Since the early seventies, great strides have been made to
improve the medical qualification and monitoring of airline pilots. During FAA
physicals, which for captains occur bi-annually, pilots must indicate on flight
physical paperwork whether they have received any DUI’s since the last physical
and whether the citations were alcohol or drug related. The penalty for
falsifying information on an FAA flight physical is pilot certificate
revocation, a serious inducement to honesty on flight physicals. Pre-employment
human resources screening has advanced significantly since the sixties in
weeding out rogue personalities and mediocre pilots. Airline passengers can rest assured that the
pilots on the flight deck of today’s jet liners are well qualified medically
and psychologically. However, the flaw
in the current operating system is its inefficiency to detect and ameliorate
deleterious health and personal issues that arise subsequent to initial
employment that could impact passenger and crew safety.

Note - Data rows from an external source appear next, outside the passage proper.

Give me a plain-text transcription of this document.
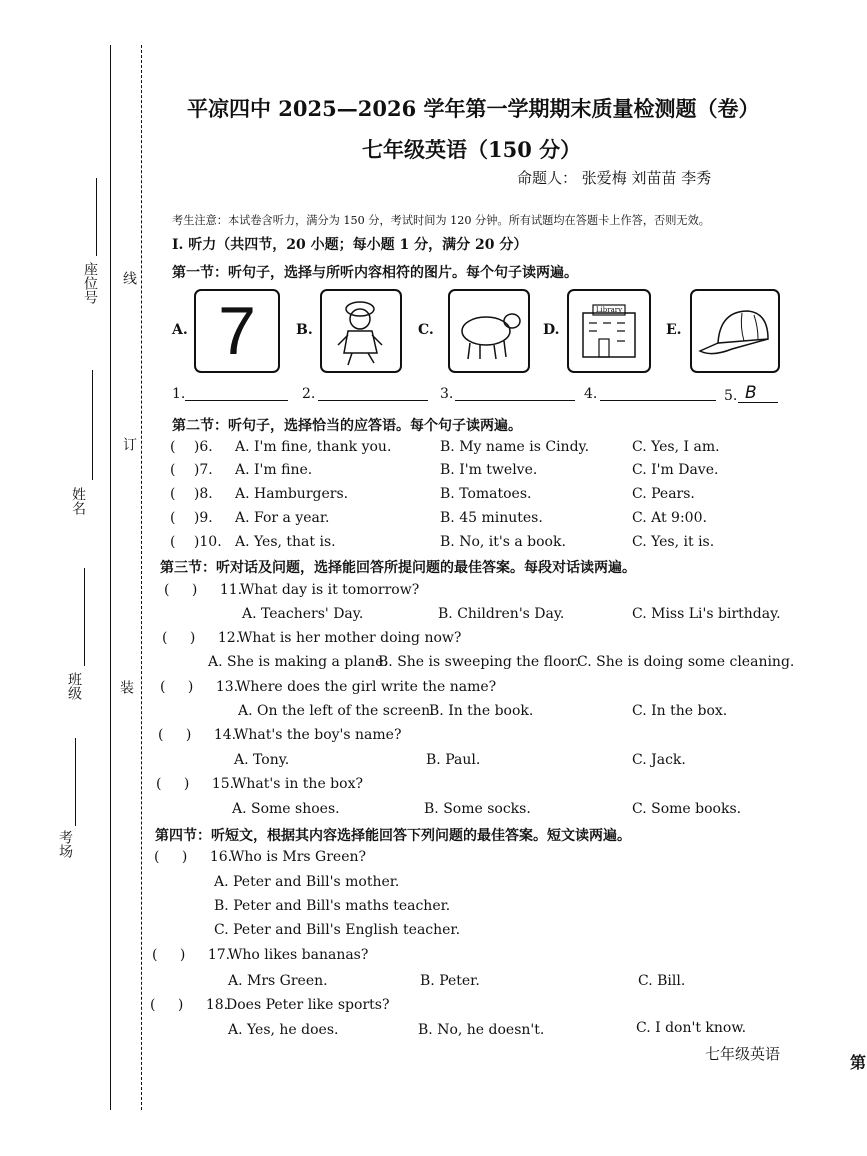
座位号
姓名
班级
考场
线
订
装
平凉四中 2025—2026 学年第一学期期末质量检测题（卷）
七年级英语（150 分）
命题人： 张爱梅 刘苗苗 李秀
考生注意：本试卷含听力，满分为 150 分，考试时间为 120 分钟。所有试题均在答题卡上作答，否则无效。
I. 听力（共四节，20 小题；每小题 1 分，满分 20 分）
第一节：听句子，选择与所听内容相符的图片。每个句子读两遍。
A. 7	B.	C.	D.
Library
E.
1.	2.	3.	4.	5. B
第二节：听句子，选择恰当的应答语。每个句子读两遍。
( )6. A. I'm fine, thank you.	B. My name is Cindy.	C. Yes, I am.
( )7. A. I'm fine.	B. I'm twelve.	C. I'm Dave.
( )8. A. Hamburgers.	B. Tomatoes.	C. Pears.
( )9. A. For a year.	B. 45 minutes.	C. At 9:00.
( )10. A. Yes, that is.	B. No, it's a book.	C. Yes, it is.
第三节：听对话及问题，选择能回答所提问题的最佳答案。每段对话读两遍。
( ) 11.
What day is it tomorrow?
A. Teachers' Day.	B. Children's Day.	C. Miss Li's birthday.
( ) 12.
What is her mother doing now?
A. She is making a plane.
B. She is sweeping the floor.
C. She is doing some cleaning.
( ) 13.
Where does the girl write the name?
A. On the left of the screen.
B. In the book.	C. In the box.
( ) 14.
What's the boy's name?
A. Tony.	B. Paul.	C. Jack.
( ) 15.
What's in the box?
A. Some shoes.	B. Some socks.	C. Some books.
第四节：听短文，根据其内容选择能回答下列问题的最佳答案。短文读两遍。
( ) 16.
Who is Mrs Green?
A. Peter and Bill's mother.
B. Peter and Bill's maths teacher.
C. Peter and Bill's English teacher.
( ) 17.
Who likes bananas?
A. Mrs Green.	B. Peter.	C. Bill.
( ) 18.
Does Peter like sports?
A. Yes, he does.	B. No, he doesn't.	C. I don't know.
七年级英语	第
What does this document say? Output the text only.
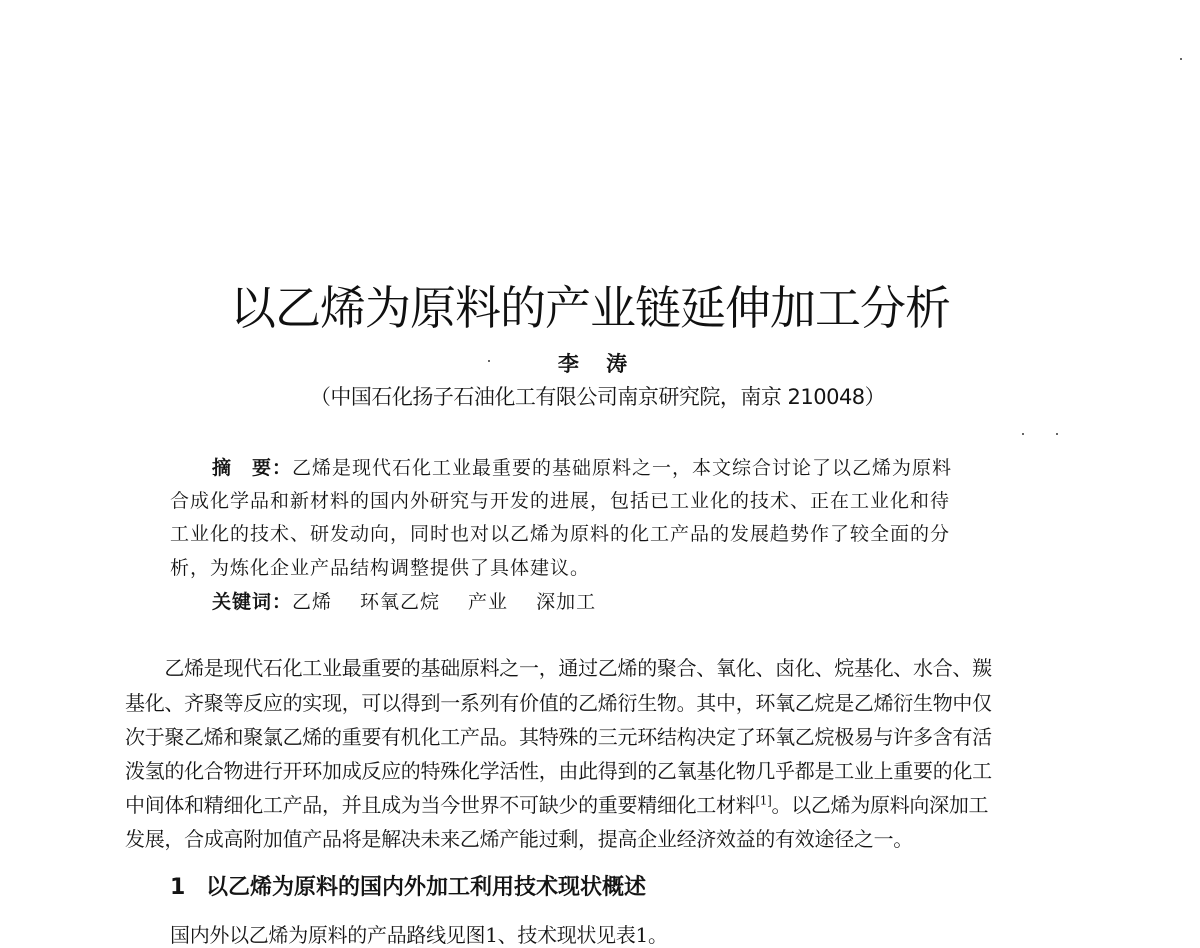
以乙烯为原料的产业链延伸加工分析
李 涛
（中国石化扬子石油化工有限公司南京研究院，南京 210048）
摘　要：乙烯是现代石化工业最重要的基础原料之一，本文综合讨论了以乙烯为原料
合成化学品和新材料的国内外研究与开发的进展，包括已工业化的技术、正在工业化和待
工业化的技术、研发动向，同时也对以乙烯为原料的化工产品的发展趋势作了较全面的分
析，为炼化企业产品结构调整提供了具体建议。
关键词：乙烯 环氧乙烷 产业 深加工
　　乙烯是现代石化工业最重要的基础原料之一，通过乙烯的聚合、氧化、卤化、烷基化、水合、羰
基化、齐聚等反应的实现，可以得到一系列有价值的乙烯衍生物。其中，环氧乙烷是乙烯衍生物中仅
次于聚乙烯和聚氯乙烯的重要有机化工产品。其特殊的三元环结构决定了环氧乙烷极易与许多含有活
泼氢的化合物进行开环加成反应的特殊化学活性，由此得到的乙氧基化物几乎都是工业上重要的化工
中间体和精细化工产品，并且成为当今世界不可缺少的重要精细化工材料[1]。以乙烯为原料向深加工
发展，合成高附加值产品将是解决未来乙烯产能过剩，提高企业经济效益的有效途径之一。
1 以乙烯为原料的国内外加工利用技术现状概述
国内外以乙烯为原料的产品路线见图1、技术现状见表1。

Pilots tend to be distrustful, even paranoid of the FAA and
airline company programs that are advertised as systemic aides for pilots
experiencing alcohol, emotional or domestic challenges. In the early 1970’s the
Airline Pilots’ Association ( ALPA ) initiated the HIMS program ( Human
Intervention Motivation Study ) to detect and assist airline pilots struggling
with substance abuse issues. The program has assisted over 4,500 pilots in
returning to their careers after successful participation in the HIMS program,
according to the HIMSProgram.com website statistics. Many pilots passed on
participating in HIMS. What we don’t know is how many pilots, out of the
100,000 plus airline pilots flying today, have issues that have gone
undetected. The current commercial aviation system has inadequate mechanisms
for detecting crew member psychological or health deteriorations before they
are manifested in dangerous on the job circumstances, as appears to be the case
with Jet Blue 191.
Many crewmembers battle insalubrious marriages, divorce,
familial, and emotional disintegrations that impact job performance. Few pilots
are going to voluntarily walk into a Chief Pilot’s office and ask to be
grounded until they get their personal lives under control. Most pilots with
alcohol or substance abuse problems would be unlikely to voluntarily draw supervisory
personnel attention to his or her issues. As a pilot, one always wants to
remain “below the radar” of management, never drawing attention to one’s self
and personal life. There was a common
saying among airline pilots that if the Chief Pilot never met you until your
Retirement, you had a successful career.
In the final analysis, the current system of airline crew
management is vulnerable to breakdowns as we witnessed with Jet Blue Captain
Osbon. Given ongoing crew reluctance to seek assistance from airline support
programs, the option of last resorts is for airlines to depend on the
conscientiousness of professional crewmembers to commit the odious act of
reporting crewmembers displaying behavioral patterns on duty that are lacking
in the highest standards of professional conduct. In the traditional
camaraderie that exists among most airline pilot and flight attendant crews,
flight personnel are reluctant to “dime out” their co-workers, but in the
current arena of airline operations, albeit distasteful, reporting questionable
conduct to management is the only option available to preclude pilots falling
through the cracks as was the case with our Jet Blue Captain.
The author, Brian H. Settles, is a retired Boeing 757 Captain
with over 20,000 hours of multi-engine jet flight hours, Mercer Adjunct faculty
member and author of No Reason for Dying: A Reluctant Combat
Pilot’s Confession of Hypocrisy, Infidelity and War.